We evaluated three protein contaminant databases which are GPMDB_cRAp (118), MaxQuant (246), and contaminants for immunopeptidomic from Karl (642), respectively. The MaxQuant contaminant database has 246 unique IDs and 245 unique sequences. Q8N1N4-2 was removed as it has the same sequence with Q7RTT2. Then we removed 42 contaminant proteins which with the same sequences with regular proteins. There are 203 proteins remained in MaxQuant database after filtering. The GPMDB_cRAp contaminant database has 118 unique IDs and 116 unique protein sequences. P0DUB6|AMY1A_HUMAN, P0DTE8|AMY1C_HUMAN, and P0DTE7|AMY1B_HUMAN have the same protein sequence and only P0DUB6|AMY1A_HUMAN was kept. Then we removed 67 contaminant proteins which with the same sequences with regular proteins. The filtered GPMDB_cRAp database has 49 protein sequences remained. No proteins were filter out from Karl’s database based on above method. While the overlap is still low between the three contaminant databases (Figure 4). Then we generated a combined contaminant database with union protein sequences (817) from the three filtered contaminant databases.
Format of protein headers
The headers of regular proteins were format as:
>protein_ID|transcript_ID|gene_ID|gene_symbol gene_description.

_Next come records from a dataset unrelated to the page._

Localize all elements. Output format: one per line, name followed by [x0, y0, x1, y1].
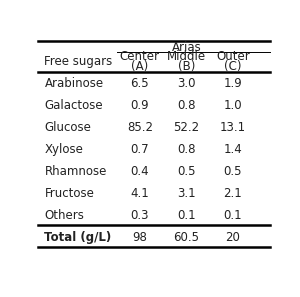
Text: 0.5: 0.5 — [224, 165, 242, 178]
Text: 2.1: 2.1 — [224, 187, 242, 200]
Text: 0.1: 0.1 — [177, 209, 196, 222]
Text: 0.7: 0.7 — [130, 143, 149, 156]
Text: Arabinose: Arabinose — [44, 77, 104, 90]
Text: 0.8: 0.8 — [177, 143, 196, 156]
Text: Free sugars: Free sugars — [44, 56, 113, 68]
Text: 85.2: 85.2 — [127, 121, 153, 134]
Text: 0.3: 0.3 — [130, 209, 149, 222]
Text: Others: Others — [44, 209, 84, 222]
Text: 1.9: 1.9 — [224, 77, 242, 90]
Text: Galactose: Galactose — [44, 99, 103, 112]
Text: Center: Center — [120, 50, 160, 63]
Text: 60.5: 60.5 — [173, 231, 199, 244]
Text: 1.0: 1.0 — [224, 99, 242, 112]
Text: 98: 98 — [132, 231, 147, 244]
Text: 6.5: 6.5 — [130, 77, 149, 90]
Text: 0.9: 0.9 — [130, 99, 149, 112]
Text: Total (g/L): Total (g/L) — [44, 231, 112, 244]
Text: 0.8: 0.8 — [177, 99, 196, 112]
Text: 20: 20 — [225, 231, 240, 244]
Text: 3.0: 3.0 — [177, 77, 196, 90]
Text: 0.1: 0.1 — [224, 209, 242, 222]
Text: Rhamnose: Rhamnose — [44, 165, 107, 178]
Text: 3.1: 3.1 — [177, 187, 196, 200]
Text: 1.4: 1.4 — [224, 143, 242, 156]
Text: Xylose: Xylose — [44, 143, 83, 156]
Text: 52.2: 52.2 — [173, 121, 200, 134]
Text: Glucose: Glucose — [44, 121, 91, 134]
Text: (C): (C) — [224, 61, 242, 73]
Text: (A): (A) — [131, 61, 148, 73]
Text: Arias: Arias — [171, 41, 201, 53]
Text: (B): (B) — [178, 61, 195, 73]
Text: 4.1: 4.1 — [130, 187, 149, 200]
Text: Fructose: Fructose — [44, 187, 94, 200]
Text: Middle: Middle — [167, 50, 206, 63]
Text: Outer: Outer — [216, 50, 250, 63]
Text: 0.5: 0.5 — [177, 165, 196, 178]
Text: 0.4: 0.4 — [130, 165, 149, 178]
Text: 13.1: 13.1 — [220, 121, 246, 134]
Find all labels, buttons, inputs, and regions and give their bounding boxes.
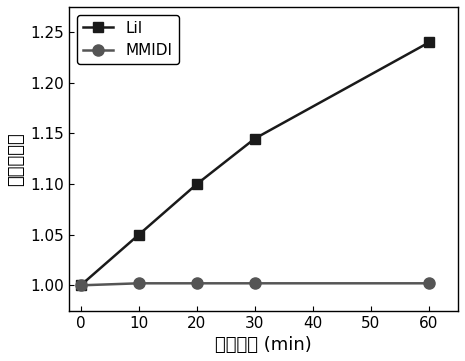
MMIDI (252, 281, 258, 286)
LiI (136, 232, 141, 237)
LiI (252, 136, 258, 141)
LiI (194, 182, 199, 186)
X-axis label: 暴露时间 (min): 暴露时间 (min) (215, 336, 312, 354)
Line: MMIDI: MMIDI (75, 278, 435, 291)
LiI (426, 40, 432, 44)
Y-axis label: 归一化质量: 归一化质量 (7, 132, 25, 186)
MMIDI (426, 281, 432, 286)
MMIDI (194, 281, 199, 286)
Line: LiI: LiI (76, 38, 434, 290)
MMIDI (78, 283, 84, 287)
MMIDI (136, 281, 141, 286)
Legend: LiI, MMIDI: LiI, MMIDI (77, 14, 179, 65)
LiI (78, 283, 84, 287)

ENSP00000510254 of KRAS is shown here as an example:
>ENSP00000510254|ENST00000692768|ENSG00000133703|KRAS KRAS proto-oncogene, GTPase
The headers of contaminants for immunopeptidomic from Karl is not changed. While the headers of GPMDB_cRAp, MaxQuant, and combined contaminant proteins were format as:
>Cont|header_from_contaminant_database
P01966 from MaxQuant contaminants and P00761 from GPMDB_cRAp are shown here as examples:
>Cont|P01966 SWISS-PROT:P01966 (Bos taurus) Hemoglobin subunit alpha
>Cont|sp|P00761|TRYP_PIG Trypsin OS=Sus scrofa OX=9823 PE=1 SV=1
In GENCODE V42 Basic (CHR) annotation, there are 705 proteins from transcripts labeled as IG_C/D/J/V/_gene (IG), TR_C/J/V/_gene, nonsense_mediated_decay (NMD), and protein_coding_LoF (LOF). There are 674 proteins retained after removing redundant sequences and sequences the same regular proteins. The filtered proteins can be appended to the regular protein database as needed.